Part of that planning was the closing ceremony, a time set aside to honor the past.

"A school that has accomplished so much should be closed with warm remembrances and good feelings," Beauchamp said.

The school's gym was packed with community members gathered to pay respects to the history of the building, from teachers and parents to current students and alumni. Photos and memorabilia lined the gym walls, offering visitors a chance to walk through 40 years of history.

For many, it was an emotional trip. For others, it was simply educational.

"I found a picture of dad when he was in kindergarten," shouted one young girl, racing through the crowd.

"The school is part of the history of Nikiski," said Joanne Hardesty, who volunteered at the school. "To be at the closing is part of the history, too."

Gary Lamm, one of the school's first students, agreed.

"I was here the first year. I'm the only one who showed up," said Lamm, who attended the school for fifth and sixth grade in 1963-65.

Lamm, who still lives in the Nikiski area, said he believes the closing of the school is necessary.

"I'm sure it's a good community thing," he said. "But it's kinda sad."

Staff at the school echoed the sentiment, noting a period of change in the near future.

"It'll be real different next year, not driving into here," said Colleen Puch, who has been a Nikiski-area bus driver since 1985.

Peggy Jones, who is a Title VII tutor and has worked at the school for five years, agreed.

"Some people get a little emotional, misty. They'll miss the old school, especially if they've been here a long time," she said. "But it's a good move for the community. It'll bring all the kids together, so there's no 'which school is better.'"

It was the students themselves who seemed most concerned about the actual melding of the two buildings.

Though many said they had a few friends already attending North Star Elementary, several students also said they were nervous about the shift.

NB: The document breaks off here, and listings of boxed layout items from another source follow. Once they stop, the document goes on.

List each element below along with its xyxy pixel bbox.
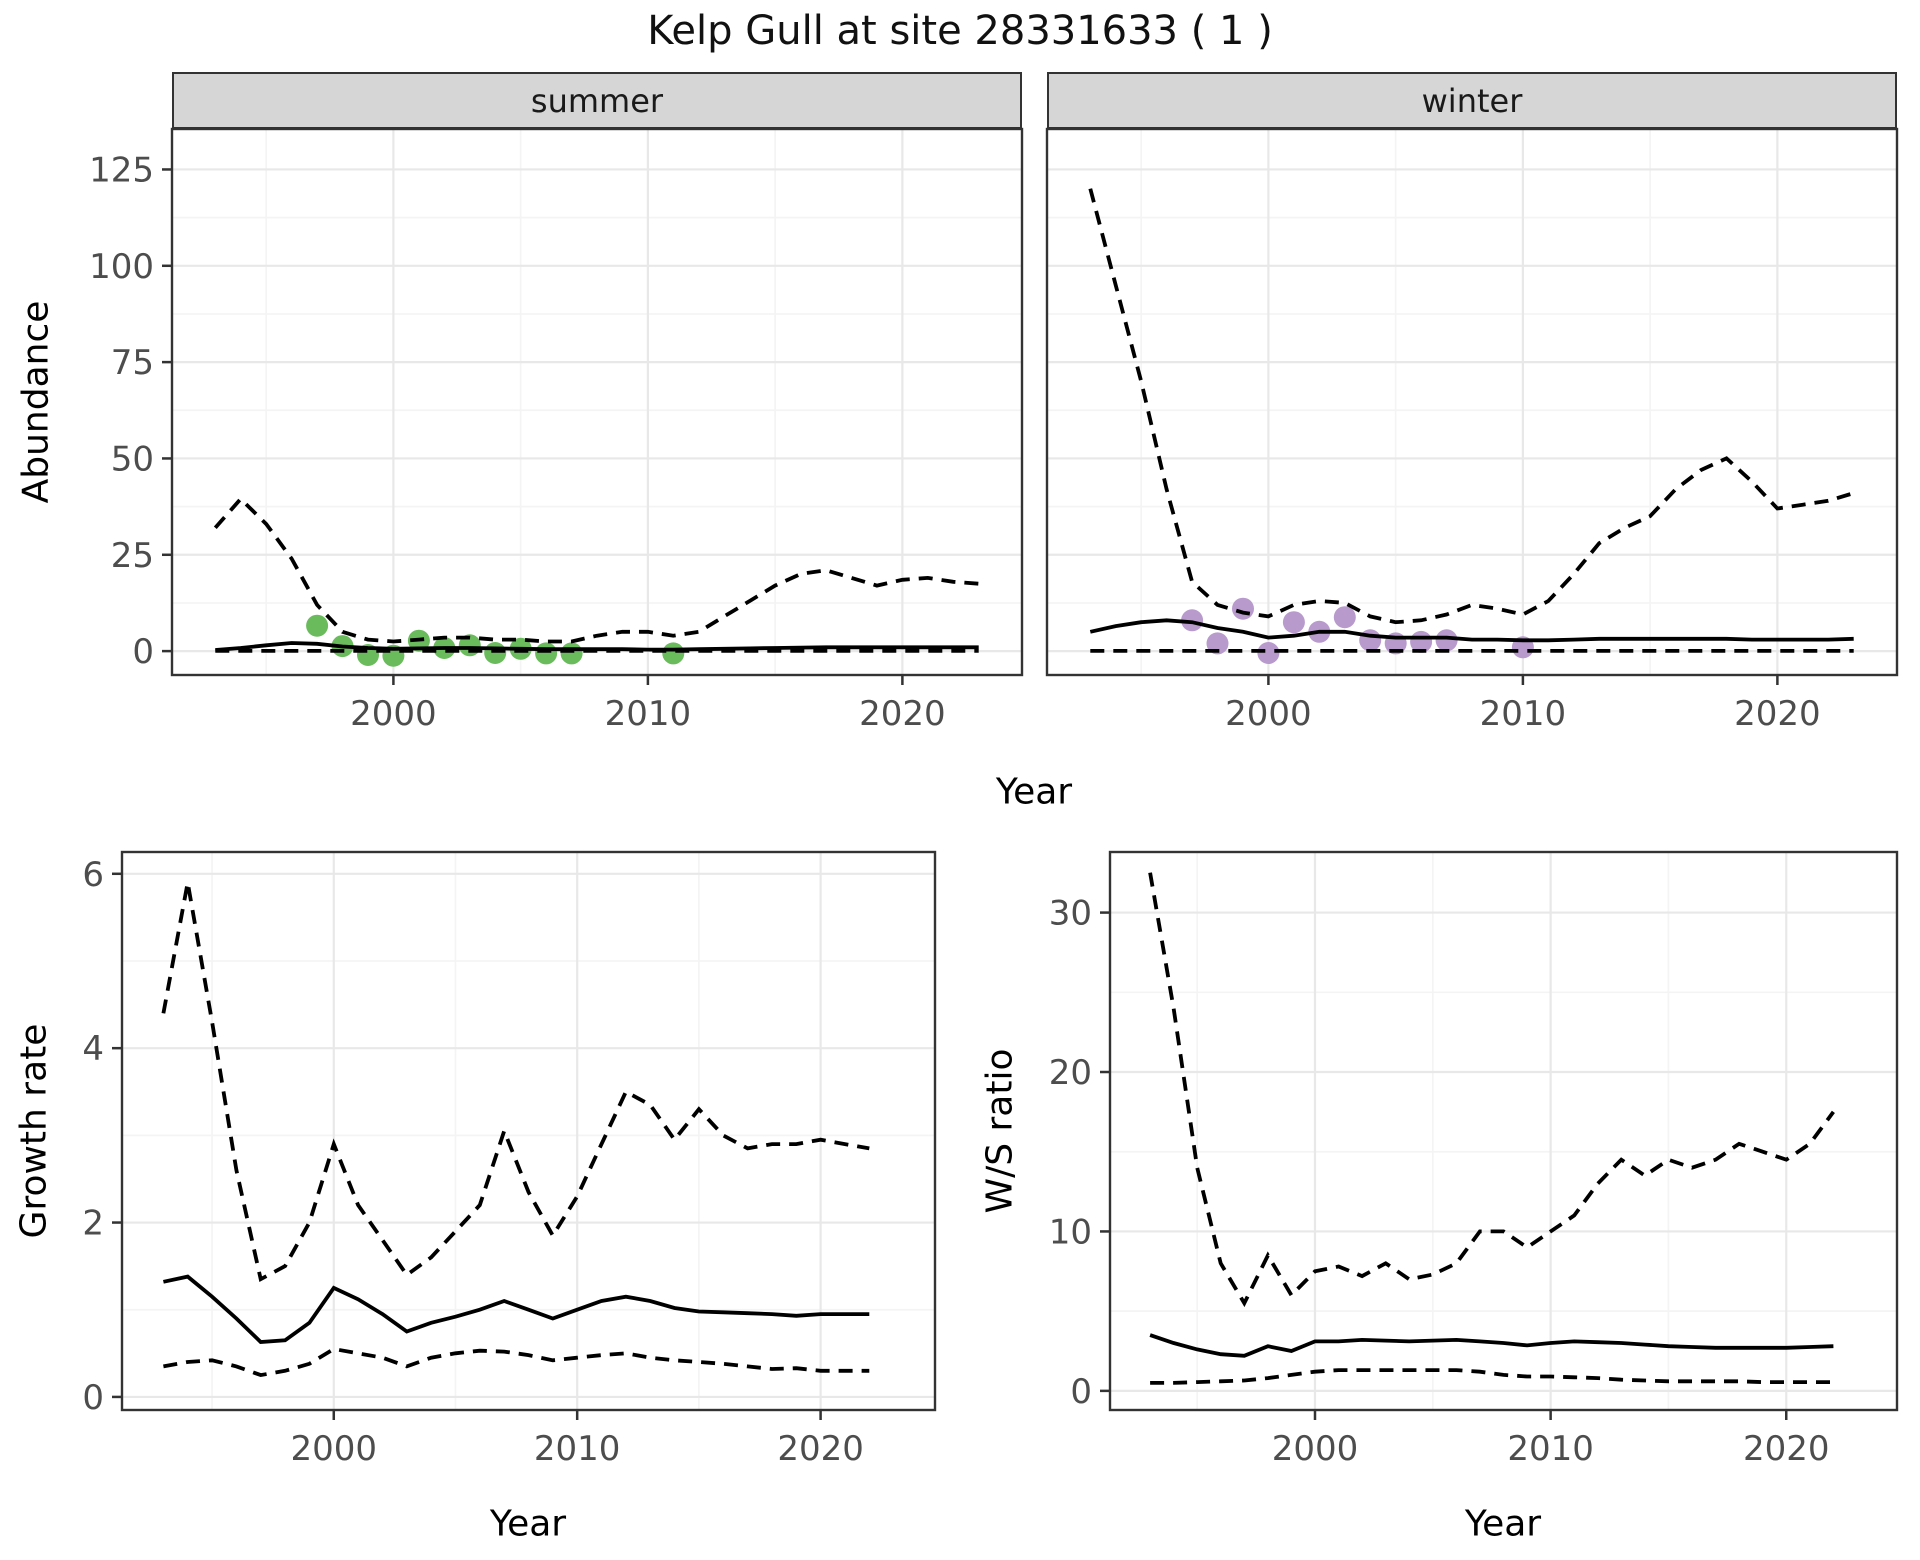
series-median-ws: [1149, 1333, 1834, 1358]
x-tick-label: 2010: [1480, 694, 1567, 734]
series-upper_ci-summer: [213, 496, 979, 644]
x-axis-title-year-bottom-right: Year: [1464, 1503, 1542, 1545]
panel-growth: 2000 2010 2020 0 2 4 6: [82, 850, 937, 1469]
y-tick-label: 100: [89, 247, 154, 287]
facet-strip-winter: winter: [1047, 72, 1897, 129]
y-tick-label: 30: [1049, 894, 1092, 934]
x-tick-label: 2000: [1225, 694, 1312, 734]
x-tick-label: 2020: [1743, 1429, 1830, 1469]
x-tick-label: 2000: [1272, 1429, 1359, 1469]
y-tick-label: 0: [82, 1378, 104, 1418]
y-tick-label: 4: [82, 1029, 104, 1069]
y-axis-title-abundance: Abundance: [15, 300, 57, 504]
y-tick-label: 75: [111, 343, 154, 383]
y-tick-label: 6: [82, 855, 104, 895]
y-axis-title-growth-rate: Growth rate: [13, 1023, 55, 1239]
x-tick-label: 2020: [859, 694, 946, 734]
x-axis-title-year-top: Year: [995, 771, 1073, 813]
panel-summer: 2000 2010 2020 0 25 50 75 100 125: [89, 127, 1024, 734]
series-upper_ci-growth: [161, 882, 870, 1283]
facet-strip-summer: summer: [172, 72, 1022, 129]
x-tick-label: 2010: [534, 1429, 621, 1469]
x-tick-label: 2020: [777, 1429, 864, 1469]
x-tick-label: 2000: [291, 1429, 378, 1469]
page-title: Kelp Gull at site 28331633 ( 1 ): [647, 8, 1273, 54]
series-median-growth: [163, 1274, 870, 1344]
y-tick-label: 125: [89, 150, 154, 190]
y-tick-label: 50: [111, 439, 154, 479]
x-tick-label: 2010: [1507, 1429, 1594, 1469]
x-axis-title-year-bottom-left: Year: [489, 1503, 567, 1545]
y-tick-label: 0: [1070, 1372, 1092, 1412]
y-tick-label: 2: [82, 1204, 104, 1244]
panel-winter: 2000 2010 2020: [1045, 127, 1899, 734]
y-tick-label: 0: [132, 632, 154, 672]
facet-strip-winter-label: winter: [1421, 81, 1523, 120]
x-tick-label: 2000: [350, 694, 437, 734]
x-tick-label: 2020: [1734, 694, 1821, 734]
panel-ws: 2000 2010 2020 0 10 20 30: [1049, 850, 1899, 1469]
series-upper_ci-ws: [1148, 872, 1835, 1308]
y-tick-label: 25: [111, 536, 154, 576]
series-upper_ci-winter: [1088, 188, 1855, 625]
series-lower_ci-growth: [163, 1347, 870, 1378]
y-axis-title-ws-ratio: W/S ratio: [979, 1048, 1021, 1214]
series-median-winter: [1089, 618, 1854, 643]
y-tick-label: 10: [1049, 1212, 1092, 1252]
y-tick-label: 20: [1049, 1053, 1092, 1093]
facet-strip-summer-label: summer: [530, 81, 664, 120]
series-median-summer: [215, 641, 979, 652]
x-tick-label: 2010: [605, 694, 692, 734]
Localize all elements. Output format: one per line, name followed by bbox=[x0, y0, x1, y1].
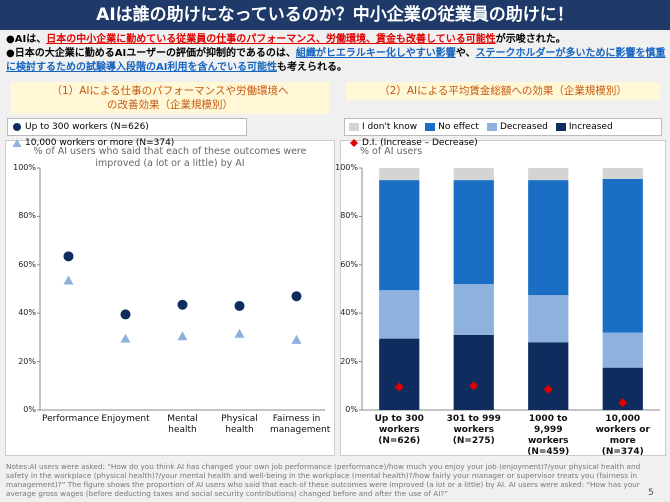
x-tick-label: 1000 to 9,999 workers (N=459) bbox=[527, 414, 570, 457]
legend-swatch bbox=[12, 139, 22, 147]
legend-swatch bbox=[555, 123, 566, 131]
point bbox=[291, 291, 302, 302]
point bbox=[618, 398, 628, 408]
panel-title: （1）AIによる仕事のパフォーマンスや労働環境への改善効果（企業規模別） bbox=[11, 82, 329, 114]
y-tick-label: 60% bbox=[18, 259, 36, 269]
legend-swatch bbox=[350, 139, 358, 147]
page-number: 5 bbox=[648, 488, 654, 498]
chart-panel bbox=[5, 140, 335, 456]
chart-subtitle: % of AI users who said that each of thes… bbox=[33, 146, 307, 169]
panel-title: （2）AIによる平均賃金総額への効果（企業規模別） bbox=[346, 82, 660, 100]
legend-swatch bbox=[425, 123, 436, 131]
x-tick-label: 10,000 workers or more (N=374) bbox=[595, 414, 650, 457]
legend-item: Increased bbox=[555, 122, 613, 132]
point bbox=[543, 384, 553, 394]
y-tick-label: 60% bbox=[340, 259, 358, 269]
chart-subtitle: % of AI users bbox=[360, 146, 423, 157]
bar-segment bbox=[528, 168, 569, 181]
legend-label: 10,000 workers or more (N=374) bbox=[25, 138, 175, 148]
y-tick-label: 100% bbox=[335, 163, 358, 172]
bullet-text: が示唆された。 bbox=[495, 34, 566, 45]
bar-segment bbox=[379, 290, 420, 339]
bar-segment bbox=[379, 168, 420, 181]
legend-item: I don't know bbox=[349, 122, 417, 132]
point bbox=[120, 309, 131, 320]
legend-swatch bbox=[13, 123, 21, 131]
legend-swatch bbox=[486, 123, 497, 131]
x-tick-label: Fairness in management bbox=[270, 414, 331, 435]
y-tick-label: 20% bbox=[18, 356, 36, 366]
legend-label: Increased bbox=[568, 122, 613, 132]
legend-label: No effect bbox=[438, 122, 479, 132]
x-tick-label: Enjoyment bbox=[101, 414, 150, 424]
bar-segment bbox=[453, 168, 494, 181]
bar-segment bbox=[453, 334, 494, 410]
bullet-text: 組織がヒエラルキー化しやすい影響 bbox=[295, 48, 456, 59]
x-tick-label: Physical health bbox=[221, 414, 258, 435]
legend-item: Up to 300 workers (N=626) bbox=[12, 122, 149, 132]
point bbox=[234, 328, 245, 338]
legend-item: D.I. (Increase – Decrease) bbox=[349, 138, 478, 148]
legend-swatch bbox=[349, 123, 359, 131]
bullet-text: ステークホルダーが多いために影響を慎重に検討するための試験導入段階のAI利用を含… bbox=[6, 48, 666, 73]
bullet-text: や、 bbox=[455, 48, 476, 59]
y-tick-label: 40% bbox=[18, 308, 36, 318]
bullet-marker: ● bbox=[6, 34, 15, 45]
bar-segment bbox=[453, 180, 494, 285]
y-tick-label: 80% bbox=[340, 211, 358, 221]
legend-item: No effect bbox=[425, 122, 479, 132]
bullet: ●AIは、日本の中小企業に勤めている従業員の仕事のパフォーマンス、労働環境、賃金… bbox=[6, 33, 666, 47]
y-tick-label: 0% bbox=[345, 405, 358, 414]
point bbox=[234, 300, 245, 311]
bar-segment bbox=[602, 178, 643, 333]
bullet-marker: ● bbox=[6, 48, 15, 59]
legend-label: Up to 300 workers (N=626) bbox=[25, 122, 149, 132]
bar-segment bbox=[602, 332, 643, 368]
point bbox=[63, 251, 74, 262]
bar-segment bbox=[528, 295, 569, 343]
bar-segment bbox=[379, 180, 420, 291]
bar-segment bbox=[453, 284, 494, 335]
x-tick-label: Performance bbox=[42, 414, 100, 424]
legend-label: I don't know bbox=[362, 122, 418, 132]
y-tick-label: 0% bbox=[23, 405, 36, 414]
point bbox=[120, 333, 131, 343]
point bbox=[177, 299, 188, 310]
point bbox=[63, 275, 74, 285]
legend-item: 10,000 workers or more (N=374) bbox=[12, 138, 174, 148]
bullet: ●日本の大企業に勤めるAIユーザーの評価が抑制的であるのは、組織がヒエラルキー化… bbox=[6, 47, 666, 75]
x-tick-label: 301 to 999 workers (N=275) bbox=[446, 414, 501, 446]
point bbox=[177, 331, 188, 341]
y-tick-label: 80% bbox=[18, 211, 36, 221]
bullet-text: AIは、 bbox=[14, 34, 47, 45]
legend-label: D.I. (Increase – Decrease) bbox=[362, 138, 478, 148]
bar-segment bbox=[528, 342, 569, 410]
legend-label: Decreased bbox=[499, 122, 548, 132]
point bbox=[291, 334, 302, 344]
y-tick-label: 40% bbox=[340, 308, 358, 318]
legend-item: Decreased bbox=[486, 122, 548, 132]
bar-segment bbox=[602, 168, 643, 179]
y-tick-label: 20% bbox=[340, 356, 358, 366]
x-tick-label: Up to 300 workers (N=626) bbox=[374, 414, 424, 446]
bullet-text: 日本の中小企業に勤めている従業員の仕事のパフォーマンス、労働環境、賃金も改善して… bbox=[46, 34, 496, 45]
bullet-text: も考えられる。 bbox=[276, 62, 347, 73]
point bbox=[469, 381, 479, 391]
x-tick-label: Mental health bbox=[167, 414, 198, 435]
legend: I don't know No effect Decreased Increased D… bbox=[344, 118, 662, 148]
legend: Up to 300 workers (N=626) 10,000 workers … bbox=[7, 118, 247, 148]
point bbox=[394, 382, 404, 392]
slide-title: AIは誰の助けになっているのか？中小企業の従業員の助けに！ bbox=[0, 0, 670, 30]
bar-segment bbox=[528, 180, 569, 296]
y-tick-label: 100% bbox=[13, 163, 36, 172]
bullet-text: 日本の大企業に勤めるAIユーザーの評価が抑制的であるのは、 bbox=[14, 48, 296, 59]
notes: Notes:AI users were asked: “How do you t… bbox=[6, 462, 641, 498]
bar-segment bbox=[379, 338, 420, 410]
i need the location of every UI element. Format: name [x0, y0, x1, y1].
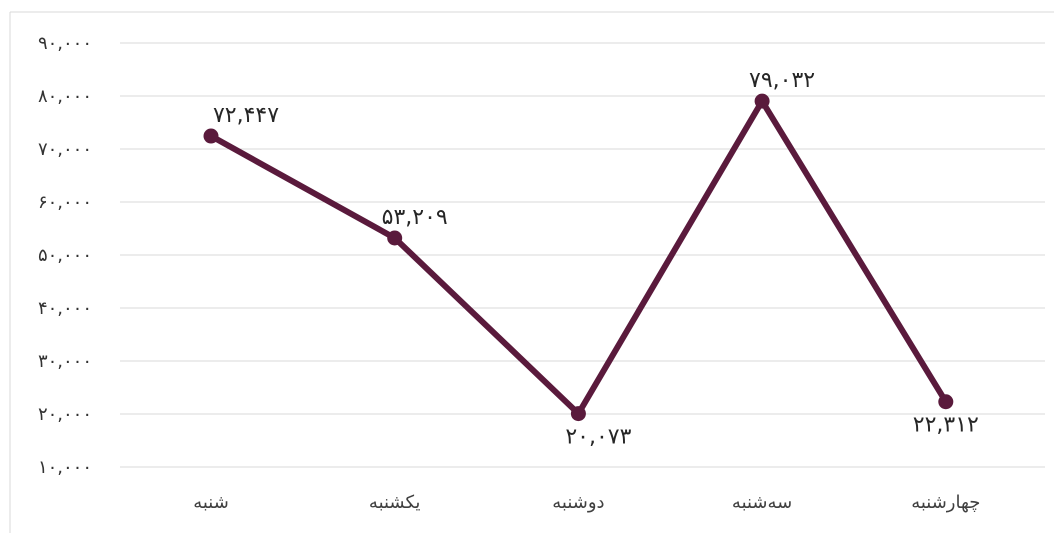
data-point [387, 230, 403, 246]
y-tick-label: ۵۰,۰۰۰ [38, 245, 92, 266]
y-tick-label: ۷۰,۰۰۰ [38, 139, 92, 160]
data-point [203, 128, 219, 144]
data-label: ۷۲,۴۴۷ [213, 103, 279, 128]
x-category-label: چهارشنبه [911, 492, 980, 513]
data-labels: ۷۲,۴۴۷ ۵۳,۲۰۹ ۲۰,۰۷۳ ۷۹,۰۳۲ ۲۲,۳۱۲ [213, 68, 979, 449]
data-point [754, 93, 770, 109]
x-category-label: یکشنبه [369, 492, 421, 513]
data-label: ۲۰,۰۷۳ [565, 425, 631, 450]
x-category-label: دوشنبه [552, 492, 604, 513]
data-label: ۵۳,۲۰۹ [382, 205, 448, 230]
y-axis-tick-labels: ۱۰,۰۰۰ ۲۰,۰۰۰ ۳۰,۰۰۰ ۴۰,۰۰۰ ۵۰,۰۰۰ ۶۰,۰۰۰ ۷۰,۰… [38, 33, 92, 478]
data-point [570, 406, 586, 422]
series-line-group [203, 93, 954, 422]
x-axis-category-labels: شنبه یکشنبه دوشنبه سه‌شنبه چهارشنبه [193, 492, 980, 513]
data-label: ۲۲,۳۱۲ [913, 413, 979, 438]
y-tick-label: ۲۰,۰۰۰ [38, 404, 92, 425]
y-tick-label: ۹۰,۰۰۰ [38, 33, 92, 54]
y-tick-label: ۴۰,۰۰۰ [38, 298, 92, 319]
data-label: ۷۹,۰۳۲ [749, 68, 815, 93]
x-category-label: شنبه [193, 492, 229, 513]
y-tick-label: ۸۰,۰۰۰ [38, 86, 92, 107]
data-point [938, 394, 954, 410]
y-tick-label: ۱۰,۰۰۰ [38, 457, 92, 478]
gridlines [120, 42, 1045, 468]
y-tick-label: ۶۰,۰۰۰ [38, 192, 92, 213]
y-tick-label: ۳۰,۰۰۰ [38, 351, 92, 372]
series-line [208, 98, 949, 417]
x-category-label: سه‌شنبه [732, 492, 792, 513]
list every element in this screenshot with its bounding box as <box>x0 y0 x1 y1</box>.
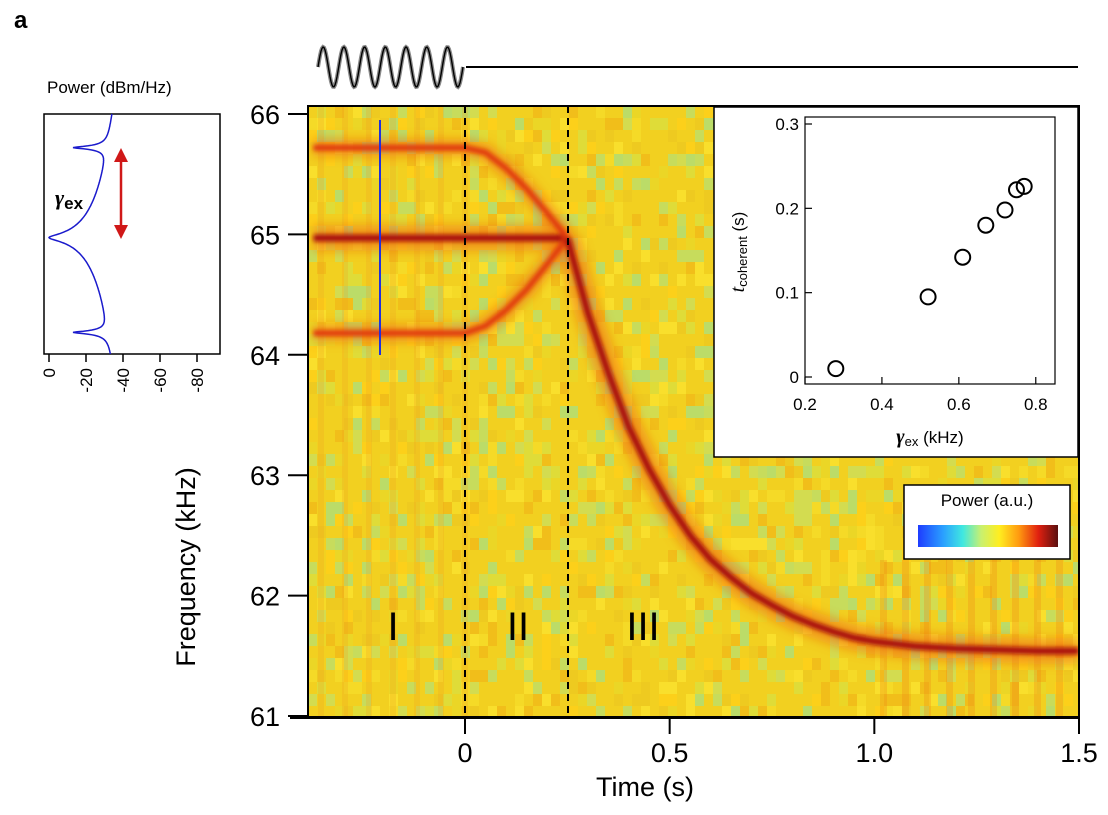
side-panel-frame <box>43 113 221 355</box>
main-x-axis: 0 0.5 1.0 1.5 <box>290 717 1098 768</box>
gamma-subscript: ex <box>64 194 83 213</box>
inset-x-tick-label: 0.8 <box>1024 395 1048 414</box>
drive-waveform <box>316 44 1078 90</box>
inset-x-tick-label: 0.4 <box>870 395 894 414</box>
inset-x-symbol: γ <box>896 426 905 448</box>
inset-points <box>827 177 1033 378</box>
main-x-label: Time (s) <box>596 772 694 802</box>
side-panel-title: Power (dBm/Hz) <box>47 78 172 97</box>
inset-data-point <box>1015 177 1033 195</box>
main-y-tick-label: 66 <box>250 100 280 130</box>
power-spectrum-line <box>48 113 113 355</box>
side-panel-x-axis: 0 -20 -40 -60 -80 <box>40 354 207 393</box>
panel-label: a <box>14 7 28 34</box>
main-x-tick-label: 1.5 <box>1060 738 1098 768</box>
svg-text:γex (kHz): γex (kHz) <box>896 426 963 449</box>
side-x-tick-label: -80 <box>188 368 207 393</box>
inset-data-point <box>977 216 995 234</box>
main-y-tick-label: 63 <box>250 461 280 491</box>
inset-data-point <box>827 360 845 378</box>
region-label-2: II <box>507 605 529 649</box>
inset-data-point <box>919 288 937 306</box>
main-y-axis: 66 65 64 63 62 61 <box>250 100 308 732</box>
side-x-tick-label: -20 <box>77 368 96 393</box>
main-y-tick-label: 65 <box>250 220 280 250</box>
inset-x-tick-label: 0.6 <box>947 395 971 414</box>
colorbar: Power (a.u.) <box>903 484 1071 560</box>
inset-y-tick-label: 0.3 <box>775 115 799 134</box>
main-y-label: Frequency (kHz) <box>171 467 201 667</box>
main-y-tick-label: 62 <box>250 582 280 612</box>
inset-y-symbol: t <box>727 286 749 292</box>
main-x-tick-label: 0 <box>457 738 472 768</box>
inset-y-tick-label: 0.1 <box>775 284 799 303</box>
inset-y-sub: coherent <box>735 236 750 287</box>
side-x-tick-label: 0 <box>40 368 59 377</box>
gamma-ex-annotation: γex <box>55 148 128 239</box>
region-label-1: I <box>387 605 398 649</box>
main-x-tick-label: 1.0 <box>856 738 894 768</box>
inset-x-tick-label: 0.2 <box>793 395 817 414</box>
inset-data-point <box>1008 181 1025 199</box>
inset-data-point <box>954 248 972 266</box>
gamma-symbol: γ <box>55 185 65 210</box>
colorbar-gradient <box>918 525 1058 547</box>
inset-y-unit: (s) <box>729 212 748 237</box>
inset-panel: 0.2 0.4 0.6 0.8 0 0.1 0.2 0.3 γex (kHz) tcohere… <box>713 106 1079 458</box>
main-y-tick-label: 64 <box>250 341 280 371</box>
side-x-tick-label: -40 <box>114 368 133 393</box>
region-label-3: III <box>626 605 659 649</box>
svg-text:tcoherent (s): tcoherent (s) <box>727 212 750 293</box>
inset-plot-frame <box>804 116 1056 385</box>
inset-y-tick-label: 0.2 <box>775 199 799 218</box>
inset-axes: 0.2 0.4 0.6 0.8 0 0.1 0.2 0.3 <box>775 115 1047 414</box>
colorbar-title: Power (a.u.) <box>941 491 1034 510</box>
inset-x-sub: ex <box>905 434 919 449</box>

Third-grader Daniel Rib-bens said he's worried about meeting so many new teachers in one year and about getting lost in the new school. His real concern, though, seemed to be combining different circles of friends.

"I think it's going to be kind of strange," he said. "I know lots of kids at North Star. I'm going to have to choose some friends or other friends. Right now, I see lots of kids just sometimes, and that's OK. When we all go there, it's going to be pretty hard."

Fifth-grader Caty Reit said she is more concerned about the people she doesn't know.

"Going to North Star will be scary," she said. "There's going to be people we don't know, and it's their school, not ours."

Current Principal Mark Norgren, however, said he was surprised by the kids' concerns and thinks the anticipated problems probably will go away quickly.

The two schools already have held some joint activities to help kids get to know each other, and Nikiski students had an opportunity to visit North Star to get acclimated.

"I think the kids are going to have the easiest time. It's evident when you put the two groups together," he said. "Kids are very resilient."

In addition, planners of the consolidation are making efforts to avoid the "our school"-"their school" distinction by renaming the North Star building and emphasizing the opening of a new school: Nikiski-North Star Elementary School.

The theme of the entire consolidation process is "Opening a new door in 2004," explained current North Star Principal Lori Manion.

Manion will remain principal in Nikiski next fall, while Norgren takes over principalship of Moose Pass, Cooper Landing and Hope schools. The rest of the staffs will blend much as the children will.

There will be an opening ceremony for the new school Aug. 23.

"I anticipate and look forward to the day I can visit the school and feel the special atmosphere that's resulted in the melding," said Beauchamp.